4. $\forall x,g\in G[x\in[g]'\iff x\in Hg]$. Done - Alec (talk) 21:23, 23 October 2016 (UTC)

Going forward

I have shown we get two equivalence relations. $\sim$ and $\sim'$ Thus we get two partitions of $G$.

Proof of claims

1. $x\sim y\iff x^{-1}y\in H$ is an equivalence relation
   1. Reflexive: $x\sim x$ holds
      • Trivial, $x^{-1}x=e\in H$ as $H$ a subgroup
   2. Symmetric: $x\sim y\implies y\sim x$
      • Suppose $x\sim y$, then $x^{-1}y\in H$, i.e. $\exists h\in H$ such that $x^{-1}y=h]$
        • Thus $y=xh$ so $e=y^{-1}xh$ and lastly $h^{-1}=y^{-1}x$. Notice $h^{-1}\in H$ as $H$ is a subgroup.
      • So $y^{-1}x\in H$ too! And $y^{-1}x\in H\iff y\sim x$. As required.
   3. Transitive: $\forall x,y,z\in G[(x\sim y\wedge y\sim z)\implies x\sim z]$
      • Suppose $x,y,z\in G$ given such that $x\sim y$ and $y\sim z$ then:
        • $\exists h_1,h_2\in H$ such that $x^{-1}y=h_1$ and
          • As $H$ is a subgroup $h_1h_2\in H$. So we see:
          • $h_1h_2=x^{-1}yy^{-1}z\in H$, tidying up: $x^{-1}z\in H$
        • But $x^{-1}z\in H\iff x\sim z$
      • Since the $x,y,z$ were arbitrary we have shown this for all. As required.
2. • Let $gH$ be a coset. I claim this is $[g]$. That is:
     • $x\in gH\iff x\in [g]$ (by the implies-subset relation and from $gH\subseteq[g]$ and $[g]\subseteq gH$)
       1. $\implies$
          • Let $x\in gH$ be given.

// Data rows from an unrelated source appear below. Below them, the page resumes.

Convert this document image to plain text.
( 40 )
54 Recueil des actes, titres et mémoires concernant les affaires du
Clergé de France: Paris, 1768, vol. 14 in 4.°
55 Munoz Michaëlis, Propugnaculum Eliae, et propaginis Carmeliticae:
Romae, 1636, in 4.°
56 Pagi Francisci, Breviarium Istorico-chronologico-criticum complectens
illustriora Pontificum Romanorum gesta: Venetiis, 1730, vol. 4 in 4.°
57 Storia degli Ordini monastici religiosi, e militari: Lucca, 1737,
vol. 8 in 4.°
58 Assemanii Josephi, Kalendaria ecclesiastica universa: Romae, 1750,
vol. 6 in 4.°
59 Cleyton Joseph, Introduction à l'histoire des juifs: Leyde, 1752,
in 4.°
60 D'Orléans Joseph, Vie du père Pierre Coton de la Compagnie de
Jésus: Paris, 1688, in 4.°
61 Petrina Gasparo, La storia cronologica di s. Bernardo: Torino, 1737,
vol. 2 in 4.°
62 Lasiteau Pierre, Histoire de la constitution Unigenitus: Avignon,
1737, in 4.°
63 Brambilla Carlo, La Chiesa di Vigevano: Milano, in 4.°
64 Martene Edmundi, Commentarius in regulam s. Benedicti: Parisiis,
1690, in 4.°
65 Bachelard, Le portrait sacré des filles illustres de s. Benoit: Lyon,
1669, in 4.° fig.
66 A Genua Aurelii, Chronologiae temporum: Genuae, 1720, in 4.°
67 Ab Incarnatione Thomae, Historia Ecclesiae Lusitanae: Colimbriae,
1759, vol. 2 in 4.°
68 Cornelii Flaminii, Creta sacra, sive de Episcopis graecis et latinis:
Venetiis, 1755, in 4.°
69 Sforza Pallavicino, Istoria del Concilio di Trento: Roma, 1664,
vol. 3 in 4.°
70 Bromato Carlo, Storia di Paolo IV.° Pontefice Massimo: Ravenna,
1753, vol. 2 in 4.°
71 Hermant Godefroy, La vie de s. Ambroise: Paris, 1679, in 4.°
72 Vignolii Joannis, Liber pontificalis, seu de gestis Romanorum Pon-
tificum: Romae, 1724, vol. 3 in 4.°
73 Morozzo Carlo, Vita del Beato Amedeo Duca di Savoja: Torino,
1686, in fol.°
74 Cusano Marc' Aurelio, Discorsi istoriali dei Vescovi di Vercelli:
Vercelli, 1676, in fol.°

Then $\exists h_1\in H[x=gh_1]$
            • But then $g^{-1}x=h_1$ so $g^{-1}x\in H$ so $g\sim x$ or $x\sim g$, Thus $x\in [g]$ as $[g]:=\{k\in G\ \vert\ k\sim g\}$
       2. $\impliedby$
          • Let $x,g\in G$ be given, then we claim $x\in[g]\implies x\in gH$
            • If $x\in[g]$ then $x\sim g$ so $x^{-1}g\in H$ so $\exists h_2\in H[x^{-1}g=h]$
              • Thus $g=xh$ so $gh^{-1}=x$
            • As $H$ is a subgroup $h^{-1}\in H$. So $gh^{-1}\in gH$ so $x=gh^{-1}\in gH$ or just:
          • $x\in gH$ as required.
3. Follows by doing 1 again but with $xy^{-1}$ instead
4. Follows by doing 2 again, but slightly differently. I should copy and paste it and make the alterations.

Notes

1. Jump up ↑ It must be this way as we will require $x\sim x$, then we get $x^{-1}x=e\in H$ as $H$ is a subgroup.